My husband doesn’t understand. I can’t share this with him. It
is still too raw, and my actions too selfish for him to make room for empathy on
what that trip cost me, never mind him. He thought it foolish from the start. Empathy with a fool is permission to repeat. He wants me to see the experience in
valuations from the economist’s eye. The weight of one life and the cost it
requires. “Is one dog from Ukraine worth the thousands of dollars it cost you
to care for them? Is it worth it when they still cannot get out? When 25 out of
the 30 puppies that were brought to the compound died of parvo simply because they
were rounded up, caged together and never vaccinated?” No, the answer is no. I wasn’t
brought there to practice 30 years of medicine that I was armed with. I was
brought there to be a pawn in a delusionist's collection. I was pled to so that I could
be a talking point for more social media fuel. The lives can’t be counted as
not valuable, not risk-worthy, not my problem to solve.

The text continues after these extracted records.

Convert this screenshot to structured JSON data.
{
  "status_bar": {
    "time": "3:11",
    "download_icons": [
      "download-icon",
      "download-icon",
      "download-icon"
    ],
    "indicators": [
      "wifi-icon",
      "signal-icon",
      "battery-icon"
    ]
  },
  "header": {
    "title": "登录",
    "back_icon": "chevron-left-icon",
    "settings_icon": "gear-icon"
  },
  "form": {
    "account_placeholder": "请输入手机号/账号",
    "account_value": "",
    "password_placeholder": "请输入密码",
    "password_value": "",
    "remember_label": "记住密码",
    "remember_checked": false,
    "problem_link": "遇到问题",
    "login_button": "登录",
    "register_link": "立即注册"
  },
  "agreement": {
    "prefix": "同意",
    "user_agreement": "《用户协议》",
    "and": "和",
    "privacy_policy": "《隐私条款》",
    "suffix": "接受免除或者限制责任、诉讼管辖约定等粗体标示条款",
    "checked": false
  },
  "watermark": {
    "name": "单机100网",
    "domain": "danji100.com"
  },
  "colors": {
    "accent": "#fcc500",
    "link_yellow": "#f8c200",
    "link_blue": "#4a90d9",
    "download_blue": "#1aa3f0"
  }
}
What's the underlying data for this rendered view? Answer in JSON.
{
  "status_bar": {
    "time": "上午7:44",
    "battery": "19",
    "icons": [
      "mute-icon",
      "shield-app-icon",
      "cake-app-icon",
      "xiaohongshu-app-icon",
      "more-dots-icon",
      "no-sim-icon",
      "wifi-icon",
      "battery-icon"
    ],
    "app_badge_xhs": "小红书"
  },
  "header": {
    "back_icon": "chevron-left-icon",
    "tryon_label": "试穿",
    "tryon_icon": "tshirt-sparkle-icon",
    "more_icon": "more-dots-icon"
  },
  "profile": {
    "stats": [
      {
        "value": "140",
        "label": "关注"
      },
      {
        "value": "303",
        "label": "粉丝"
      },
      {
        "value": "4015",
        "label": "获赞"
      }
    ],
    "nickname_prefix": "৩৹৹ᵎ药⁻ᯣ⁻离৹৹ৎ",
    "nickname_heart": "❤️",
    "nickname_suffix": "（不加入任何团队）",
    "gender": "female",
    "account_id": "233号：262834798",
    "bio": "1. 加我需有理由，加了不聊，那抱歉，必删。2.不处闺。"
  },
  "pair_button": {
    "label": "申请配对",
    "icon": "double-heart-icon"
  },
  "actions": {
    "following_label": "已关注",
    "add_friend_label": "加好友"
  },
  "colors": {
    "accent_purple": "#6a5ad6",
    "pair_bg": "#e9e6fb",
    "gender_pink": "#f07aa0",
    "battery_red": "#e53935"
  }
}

The first euthanasia I had in Ukraine. Heart failure. |
If grief is part of this recovery I am past the heartbreak of not being able to bring the dogs and cats I helped smuggle into Romania. I am in anger. Anger that I wasted my time, watched those dogs die from sheltering, caging, and followers. Angry that this is the only place I have left to put the pieces. It’s not good enough that the wolf and the grizzly bear are safe and out of Ukraine. It’s not good enough that I came home safely. There is not a place I can shelve this and go on.
Can I continue to carry the stories of the faces I left
behind? Can I find the will to put the pieces back into some assemblage of
peaceful acceptance, or, am I at the place where restitution is the only resolution?
Coughing all night. He just coughed all night. Antibiotics, sedation and a full grooming shave down. He was brought to Romania. In a shelter now. |
I said once to a fellow, equally fried veterinary colleague, "yeah, I get it. I am so exhausted by the sheer volume of need, and the frustration of my inability to meet the demand that I went off to a war to try to feel better about myself, and my current place within vetmed." Maybe the muck is my own to own, and accept? Maybe there isn't such a thing as a peaceful recognition, nor resolve. And, then again, maybe the restitution only exists within?